How God interacts with the world

Explaining the import of “circles” as opposed to “lines” in the Ari’s depiction, Ramchal makes the following important remark in his comments to Petach 13 which will help us understand his discussion of overall providence as opposed to the detailed mode of governance.

He says that “the causal relationship between Sephirot [1] can be understood from the ‘circles’ (that were envisioned), while governance [2] can be understood from the ‘lines’ (that were envisioned)”.

That’s to say that what Ari’s depiction reveals is that God employs two different systems for interacting with the world through His Sephirot: one in which He interacts on a simple, overall cause-and-effect level of governance (i.e., if A happens then B will happen; just as Keter brings on Chochma, etc.); and another in which He interacts more dynamically and unpredictably in a detailed mode (i.e., if A happens then B may happen or it may not and L might happen; just as Chochma can affect Binah which is by its side, or Chessed which is beneath it, etc.) [3].

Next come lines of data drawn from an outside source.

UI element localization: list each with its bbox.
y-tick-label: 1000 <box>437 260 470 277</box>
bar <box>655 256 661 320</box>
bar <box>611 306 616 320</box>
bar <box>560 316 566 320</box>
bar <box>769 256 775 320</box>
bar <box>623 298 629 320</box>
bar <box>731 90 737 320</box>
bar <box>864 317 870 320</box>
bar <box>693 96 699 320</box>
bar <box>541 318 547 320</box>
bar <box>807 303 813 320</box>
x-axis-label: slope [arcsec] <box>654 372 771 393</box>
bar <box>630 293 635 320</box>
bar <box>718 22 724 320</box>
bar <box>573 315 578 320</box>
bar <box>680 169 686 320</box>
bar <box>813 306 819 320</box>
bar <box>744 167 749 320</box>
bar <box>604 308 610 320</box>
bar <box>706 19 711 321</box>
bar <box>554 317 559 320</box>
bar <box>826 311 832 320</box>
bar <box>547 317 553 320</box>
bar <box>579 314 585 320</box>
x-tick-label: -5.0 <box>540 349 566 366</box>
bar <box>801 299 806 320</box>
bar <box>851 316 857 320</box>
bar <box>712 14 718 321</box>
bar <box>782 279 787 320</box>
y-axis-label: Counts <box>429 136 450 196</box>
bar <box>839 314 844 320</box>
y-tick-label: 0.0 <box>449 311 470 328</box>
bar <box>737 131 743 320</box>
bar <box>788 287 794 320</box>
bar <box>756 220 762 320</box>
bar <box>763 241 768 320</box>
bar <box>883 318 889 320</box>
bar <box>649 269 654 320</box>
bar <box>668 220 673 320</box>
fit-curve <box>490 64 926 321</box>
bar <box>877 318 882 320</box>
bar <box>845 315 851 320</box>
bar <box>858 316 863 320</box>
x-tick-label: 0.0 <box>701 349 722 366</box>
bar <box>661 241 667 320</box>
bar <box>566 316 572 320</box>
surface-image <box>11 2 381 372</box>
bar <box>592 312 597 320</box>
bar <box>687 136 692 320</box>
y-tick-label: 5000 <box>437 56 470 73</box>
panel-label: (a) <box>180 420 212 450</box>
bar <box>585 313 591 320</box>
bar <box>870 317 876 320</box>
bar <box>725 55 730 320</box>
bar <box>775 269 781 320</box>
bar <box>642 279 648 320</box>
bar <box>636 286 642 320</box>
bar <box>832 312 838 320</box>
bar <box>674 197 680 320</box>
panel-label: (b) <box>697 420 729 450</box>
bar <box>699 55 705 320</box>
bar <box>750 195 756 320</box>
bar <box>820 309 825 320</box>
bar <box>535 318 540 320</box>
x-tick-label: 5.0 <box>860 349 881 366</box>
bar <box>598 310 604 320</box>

Ramchal expounds upon these two systems elsewhere at length. As he explains it in Da’at Tevunot (190), on one level, God maintains the world and keeps it moving onward toward its ultimate goal come-what-may and despite specific moral or immoral events in the world. Ramchal terms that mode God’s overall providence since it doesn’t touch on variables. On another level, though, God does indeed take specific moral or immoral events into consideration, and Ramchal terms that the detailed mode of governance since it takes every factor into account [4].

Understand that the latter can’t thwart God’s goals for the world; all they do is affect our own standing in the world, depending on our spiritual and ethical standing, but that’s besides the subject at hand. But this will be discussed in different junctures in this work.

This dynamism and interaction also explains Ramchal’s statement in Petach 10 (as well as in his comments there) to the effect that the Sephirot are interdependent,… sequential, and … sequestered within each other, as well as his discussion of Sephirot sometimes being “encased” in each other or seeming to “emerge” from another.

But there’s another point to be made here which is fundamentally important: Ari never said anything about two systems of interaction; that’s how Ramchal explains these “metaphors”. So let’s examine that next.


[1}       This is termed hishtalshilut in Hebrew and it derives from the term for “lowering down” (shilshul) or acting as a “chain” (shalshelet). It thus refers to the descending and causative nature of the Sephirot from Keter to Chochma (etc.) downwards, and to the fixed nature of the relationship.

[2]       This is termed hanhaga in Hebrew and it derives from the term for “to lead” “to drive” (nahag). And it thus refers to the dynamic nature of the Sephirot which interact from the top downward, as when Chochma leads to Chessed or when Binah leads to Gevurah (etc.), as well as from side to side, as when Chochma interacts with Binah or when Chessed interacts with Gevurah (etc.).

[3]       As Ramchal worded it in Petach 10, a (vision of a) “circle” refers to a circular mode of governance without differentiation as to Chessed (Kindness), Din (Judgment) or Rachamim (Mercy), but rather as (i.e., it’s an expression of) overall providence…. And it is (a depiction of) the mystical notion of causality. The (vision of a) “straight line” on the other hand indicates a detailed mode of governance that is based on Chessed (Kindness), Din (Judgment) and Rachamim (Mercy, which are themselves laid out as) right, left or center (poles).